Fellner, Fritz/Corradini, Doris A., Österreichische Geschichtswissenschaft im 20. Jahrhundert. Ein biographisch-bibliographisches Lexikon (= Veröffentlichungen der Kommission für neuere Geschichte Österreichs 99). Böhlau, Wien 2006. 476 S. Besprochen von Gerhard Köbler.

 

Der Ursprung des rund 1000 Historiker umfassenden Lexikons geht auf die Studienzeit des in Salzburg von 1964 bis 1993 als Ordinarius für allgemeine Geschichte der Neuzeit wirkenden Verfassers zurück, der bereits bei der Ausarbeitung des Registers seiner Dissertation auch die Lebensdaten der verzeichneten Personen der Erfassung wert fand. Durch seine Lehrveranstaltungen verstärkte sich bei ihm die Erkenntnis, dass wissenschaftliches Werk und beruflicher Weg eines Gelehrten nicht nur von den persönlichen und institutionellen Einflüssen der Ausbildung, sondern ganz entscheidend auch von der nationalen Herkunft, dem sozialen Umfeld, der geographischen Position und den wirkenden politischen Umbrüchen bestimmt gewesen sind. Auf dieser Grundlage ließ er in mehreren Seminaren durch Studenten Kurzbiographien der bedeutenden österreichischen Historiker erarbeiten und die Wechselbeziehung von Lebenslauf und Forschungsleistung ermitteln.

 

In Zusammenhang mit seiner Untersuchung der Geschichte der Kommission für neuere Geschichte Österreichs erwuchs aus diesen Datensammlungen der Plan eines systematisch gestalteten Lexikons. Dieses sollte durch Erfassung des familiären Hintergrunds, der Ausbildung, des Berufsweges und der Bibliographie der wissenschaftlichen Leistungen für jede einbezogene Person das Skelett einer Gelehrtenbiographie bieten. In seiner Gesamtheit sollte es zugleich den Überblick über das Fach erleichtern.

 

Als zeitlichen Rahmen wählte der von seiner Assistentin unterstützte Verfasser das 20. Jahrhundert, weil erst ab etwa 1900 die Umsetzung der Tätigkeit des Historikers in klar erkennbare Berufsbahnen beginnt. Entscheidend war dabei der Eintritt in das Berufsleben bzw. die Beendigung der wissenschaftlichen Tätigkeit.

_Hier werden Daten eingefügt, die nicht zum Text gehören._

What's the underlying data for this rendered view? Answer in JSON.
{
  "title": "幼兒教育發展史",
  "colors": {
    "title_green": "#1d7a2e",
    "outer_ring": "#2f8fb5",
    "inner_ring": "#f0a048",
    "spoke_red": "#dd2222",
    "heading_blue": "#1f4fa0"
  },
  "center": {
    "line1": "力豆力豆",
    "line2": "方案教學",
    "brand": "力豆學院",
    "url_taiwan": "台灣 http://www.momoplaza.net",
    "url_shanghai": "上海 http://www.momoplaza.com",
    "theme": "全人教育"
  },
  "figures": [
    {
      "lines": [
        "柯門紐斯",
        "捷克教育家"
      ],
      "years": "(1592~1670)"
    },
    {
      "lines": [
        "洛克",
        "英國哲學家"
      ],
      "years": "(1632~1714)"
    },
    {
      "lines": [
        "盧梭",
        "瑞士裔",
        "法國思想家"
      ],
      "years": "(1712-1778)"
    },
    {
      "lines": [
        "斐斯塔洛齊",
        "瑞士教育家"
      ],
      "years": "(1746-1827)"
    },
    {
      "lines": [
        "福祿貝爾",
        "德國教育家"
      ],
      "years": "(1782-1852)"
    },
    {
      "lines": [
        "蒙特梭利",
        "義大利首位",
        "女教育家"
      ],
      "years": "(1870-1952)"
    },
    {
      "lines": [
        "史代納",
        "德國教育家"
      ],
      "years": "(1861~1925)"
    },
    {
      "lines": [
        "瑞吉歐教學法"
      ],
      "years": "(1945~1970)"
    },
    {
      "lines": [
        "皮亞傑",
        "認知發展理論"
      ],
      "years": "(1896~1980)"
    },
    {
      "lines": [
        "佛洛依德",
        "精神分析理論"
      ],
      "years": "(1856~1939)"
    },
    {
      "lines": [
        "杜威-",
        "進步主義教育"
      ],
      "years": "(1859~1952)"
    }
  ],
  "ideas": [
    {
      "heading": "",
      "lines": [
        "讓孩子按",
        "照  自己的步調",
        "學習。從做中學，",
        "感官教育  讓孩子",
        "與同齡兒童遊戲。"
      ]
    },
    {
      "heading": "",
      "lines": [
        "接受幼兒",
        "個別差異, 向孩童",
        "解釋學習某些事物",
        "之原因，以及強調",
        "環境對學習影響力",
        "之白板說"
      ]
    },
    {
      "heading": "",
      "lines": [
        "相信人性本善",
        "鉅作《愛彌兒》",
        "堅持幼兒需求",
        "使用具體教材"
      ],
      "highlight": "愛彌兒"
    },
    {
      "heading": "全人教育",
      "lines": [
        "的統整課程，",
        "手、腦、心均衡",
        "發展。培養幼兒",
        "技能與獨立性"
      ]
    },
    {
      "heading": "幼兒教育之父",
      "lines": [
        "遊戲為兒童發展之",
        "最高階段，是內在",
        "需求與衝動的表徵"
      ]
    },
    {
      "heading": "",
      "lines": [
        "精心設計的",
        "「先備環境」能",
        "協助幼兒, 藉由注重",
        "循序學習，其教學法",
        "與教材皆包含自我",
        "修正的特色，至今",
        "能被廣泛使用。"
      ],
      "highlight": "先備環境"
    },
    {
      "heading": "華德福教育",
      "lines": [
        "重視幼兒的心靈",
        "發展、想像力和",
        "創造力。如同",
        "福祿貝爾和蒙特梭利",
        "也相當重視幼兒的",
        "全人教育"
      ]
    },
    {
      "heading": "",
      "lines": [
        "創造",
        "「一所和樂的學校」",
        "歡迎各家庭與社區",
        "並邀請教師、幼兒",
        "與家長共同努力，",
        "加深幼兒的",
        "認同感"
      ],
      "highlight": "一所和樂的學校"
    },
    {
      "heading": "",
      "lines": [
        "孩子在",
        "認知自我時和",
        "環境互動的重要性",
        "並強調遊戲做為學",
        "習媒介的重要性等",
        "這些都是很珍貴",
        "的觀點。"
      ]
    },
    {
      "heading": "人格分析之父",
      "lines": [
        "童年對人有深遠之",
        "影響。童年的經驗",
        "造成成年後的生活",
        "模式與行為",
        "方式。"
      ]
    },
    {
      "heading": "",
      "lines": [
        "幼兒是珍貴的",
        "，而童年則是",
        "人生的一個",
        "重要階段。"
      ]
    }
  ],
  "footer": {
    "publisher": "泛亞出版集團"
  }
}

Deswegen schließt das Lexikon insgesamt etwa die 140 Jahrgänge zwischen 1830 und 1970 ein, deren Angehörige im Laufe des 20. Jahrhunderts berufsmäßig mit der Geschichtswissenschaft verbunden waren.

 

Den geographischen Rahmen sollte das Staatsgebiet des heutigen Österreich bilden. Dementsprechend wurden alle zwischen 1900 und 2000 auf diesem Gebiet geborenen Historiker erfasst. Hinzu kamen alle außerhalb Österreichs geborenen, aber innerhalb der Grenzen des heutigen Österreich beruflich tätigen Geschichtswissenschaftler.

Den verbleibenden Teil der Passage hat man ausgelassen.